The pioneer in delivering one platform for all data, across every cloud, manages the daily operations of its customer’s big data infrastructure.

MapR managed services is designed to enable customers to focus on accelerating greater value from the MapR Platform by turning over day-to-day operations to MapR.

‘Building a wide range of applications’

Customers are able focus on building a wide range of applications from analytics to machine learning and artificial intelligence.

The service includes MapR taking on operational responsibilities including patching, monitoring, optimising performance, SLA management, regular customer reviews and security updates, designed to help companies support workflows based on DataOps.

Thomas Weber, vice president for PaaS and big data at T-Systems, said: “The MapR converged data platform brings a modern data system to enterprises looking to harness the value of all their data.

‘Customised platform and application support’
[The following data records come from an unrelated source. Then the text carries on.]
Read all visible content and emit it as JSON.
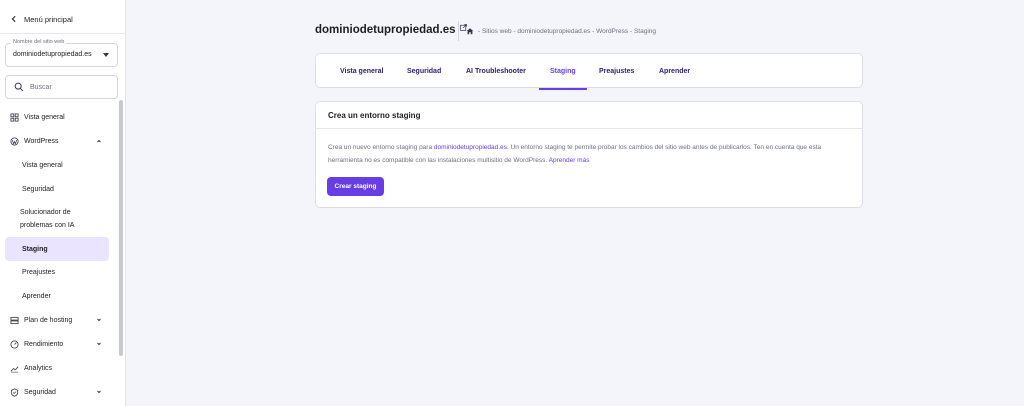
{
  "sidebar": {
    "back_label": "Menú principal",
    "site_select": {
      "label": "Nombre del sitio web",
      "value": "dominiodetupropiedad.es"
    },
    "search_placeholder": "Buscar",
    "items": {
      "vista_general": "Vista general",
      "wordpress": "WordPress",
      "wp_vista_general": "Vista general",
      "wp_seguridad": "Seguridad",
      "wp_solucionador_1": "Solucionador de",
      "wp_solucionador_2": "problemas con IA",
      "wp_staging": "Staging",
      "wp_preajustes": "Preajustes",
      "wp_aprender": "Aprender",
      "plan_hosting": "Plan de hosting",
      "rendimiento": "Rendimiento",
      "analytics": "Analytics",
      "seguridad": "Seguridad"
    }
  },
  "header": {
    "domain": "dominiodetupropiedad.es",
    "breadcrumb": "- Sitios web - dominiodetupropiedad.es - WordPress - Staging"
  },
  "tabs": [
    "Vista general",
    "Seguridad",
    "AI Troubleshooter",
    "Staging",
    "Preajustes",
    "Aprender"
  ],
  "active_tab": "Staging",
  "card": {
    "title": "Crea un entorno staging",
    "desc_1": "Crea un nuevo entorno staging para ",
    "desc_link": "dominiodetupropiedad.es",
    "desc_2": ". Un entorno staging te permite probar los cambios del sitio web antes de publicarlos. Ten en cuenta que esta herramienta no es compatible con las instalaciones multisitio de WordPress. ",
    "learn_more": "Aprender más",
    "button": "Crear staging"
  },
  "colors": {
    "accent": "#673de6",
    "active_bg": "#ebe4ff",
    "page_bg": "#f4f4fb"
  }
}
“We look forward to collaborating with MapR on this new managed service to help take the complexity out of global big data infrastructure operations.

“With the MapR managed services our joint customers will have the agility and uptime to focus resources on the areas that make the most impact on their business.”

Dhiraj Gadia, director for ClearCARE at Emtec, added: “As an Elite SI MapR partner, Emtec is excited to be an integral part of the new managed services offering.

“Our comprehensive suite of services runs the gamut from setting up the infrastructure needed to get MapR up and running, to customised platform and application support, development and training that enables clients to leverage the power of big data.”